The performances this week are among a handful they are doing to break in new material. The chipper-shredder bit is one of four new routines that will be accounting for a quarter of the two-hour show. They intend to return to the Southland in a year or so with an entirely new show celebrating their 20th year of performing together.
When they met in 1974, Teller was a Latin professor who dabbled in magic, and Penn an unemployed clown-school graduate. Neither harbored dreams of stardom. Instead they were drawn to their present pursuits through an annoyance that no one was practicing magic with the attitude and intelligence they felt it deserved.

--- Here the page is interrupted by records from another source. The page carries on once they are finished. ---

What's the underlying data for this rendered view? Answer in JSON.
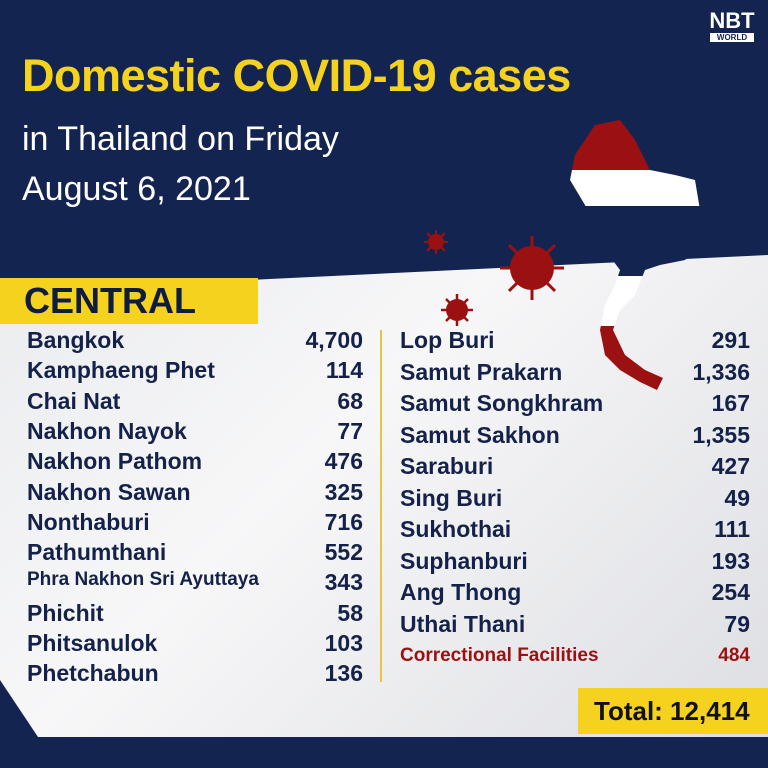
{
  "header": {
    "title": "Domestic COVID-19 cases",
    "subtitle_line1": "in Thailand on Friday",
    "subtitle_line2": "August 6, 2021"
  },
  "logo": {
    "main": "NBT",
    "sub": "WORLD"
  },
  "region": "CENTRAL",
  "left": [
    {
      "name": "Bangkok",
      "value": "4,700"
    },
    {
      "name": "Kamphaeng Phet",
      "value": "114"
    },
    {
      "name": "Chai Nat",
      "value": "68"
    },
    {
      "name": "Nakhon Nayok",
      "value": "77"
    },
    {
      "name": "Nakhon Pathom",
      "value": "476"
    },
    {
      "name": "Nakhon Sawan",
      "value": "325"
    },
    {
      "name": "Nonthaburi",
      "value": "716"
    },
    {
      "name": "Pathumthani",
      "value": "552"
    },
    {
      "name": "Phra Nakhon Sri Ayuttaya",
      "value": "343"
    },
    {
      "name": "Phichit",
      "value": "58"
    },
    {
      "name": "Phitsanulok",
      "value": "103"
    },
    {
      "name": "Phetchabun",
      "value": "136"
    }
  ],
  "right": [
    {
      "name": "Lop Buri",
      "value": "291"
    },
    {
      "name": "Samut Prakarn",
      "value": "1,336"
    },
    {
      "name": "Samut Songkhram",
      "value": "167"
    },
    {
      "name": "Samut Sakhon",
      "value": "1,355"
    },
    {
      "name": "Saraburi",
      "value": "427"
    },
    {
      "name": "Sing Buri",
      "value": "49"
    },
    {
      "name": "Sukhothai",
      "value": "111"
    },
    {
      "name": "Suphanburi",
      "value": "193"
    },
    {
      "name": "Ang Thong",
      "value": "254"
    },
    {
      "name": "Uthai Thani",
      "value": "79"
    },
    {
      "name": "Correctional Facilities",
      "value": "484",
      "highlight": true
    }
  ],
  "total": "Total: 12,414",
  "colors": {
    "navy": "#142450",
    "yellow": "#f5d21e",
    "red": "#9b1111",
    "text": "#14224a"
  },
  "icons": [
    "thailand-flag-map-icon",
    "virus-icon"
  ]
}
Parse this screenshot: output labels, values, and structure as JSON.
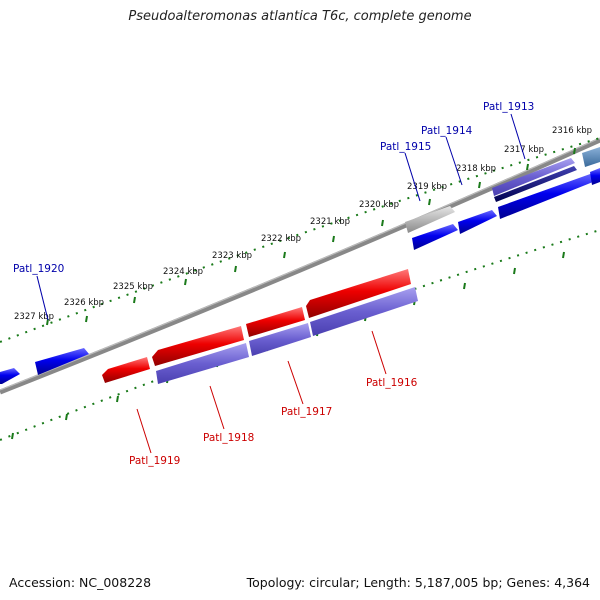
{
  "title": "Pseudoalteromonas atlantica T6c, complete genome",
  "footer": {
    "accession": "Accession: NC_008228",
    "summary": "Topology: circular; Length: 5,187,005 bp; Genes: 4,364"
  },
  "ticks": [
    "2316 kbp",
    "2317 kbp",
    "2318 kbp",
    "2319 kbp",
    "2320 kbp",
    "2321 kbp",
    "2322 kbp",
    "2323 kbp",
    "2324 kbp",
    "2325 kbp",
    "2326 kbp",
    "2327 kbp"
  ],
  "forward_labels": [
    "Patl_1913",
    "Patl_1914",
    "Patl_1915",
    "Patl_1920"
  ],
  "reverse_labels": [
    "Patl_1916",
    "Patl_1917",
    "Patl_1918",
    "Patl_1919"
  ],
  "colors": {
    "forward_gene": "#0000ee",
    "reverse_gene": "#ee0000",
    "cds_lane": "#6a5fd0",
    "backbone": "#808080",
    "tick": "#1a7a1a",
    "forward_label": "#0000aa",
    "reverse_label": "#cc0000"
  }
}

Penn said, “When Teller and I first met we began having late-night conversations about the intellectual implications of magic, if you will, the fact that it’s built on irony, that things appear one way and are really another, and that its subtext is all swindling. Although everybody is talking about ‘willing suspension of disbelief’ in magic, it has nothing to do with that. In fact one of the definitions of magic could be unwilling suspension of disbelief.”
For all the noisy magic of their shows, Teller has a surprising notion of what audiences appreciate about them.
“I think people value the partnership they see. They see onstage two people who could not be less like one another. They routinely put their lives into the other person’s hands. The division of labor in our act is one I haven’t seen any other place. Pretty much if there’s a physical stunt to do I do it. Pretty much if there’s a word to speak, Penn does it. That’s a kind of dependency that seems to me to be extremely uncommon.”
They are, Teller says, “two guys who like to learn things and like to have adventures. In a lot of ways, I think we live our lives more like fictional characters from the kind of book you read when you’re 12 years old than we do from proper grown-up values. So it strikes me as strange, and great, that as many people as seem to like us do.”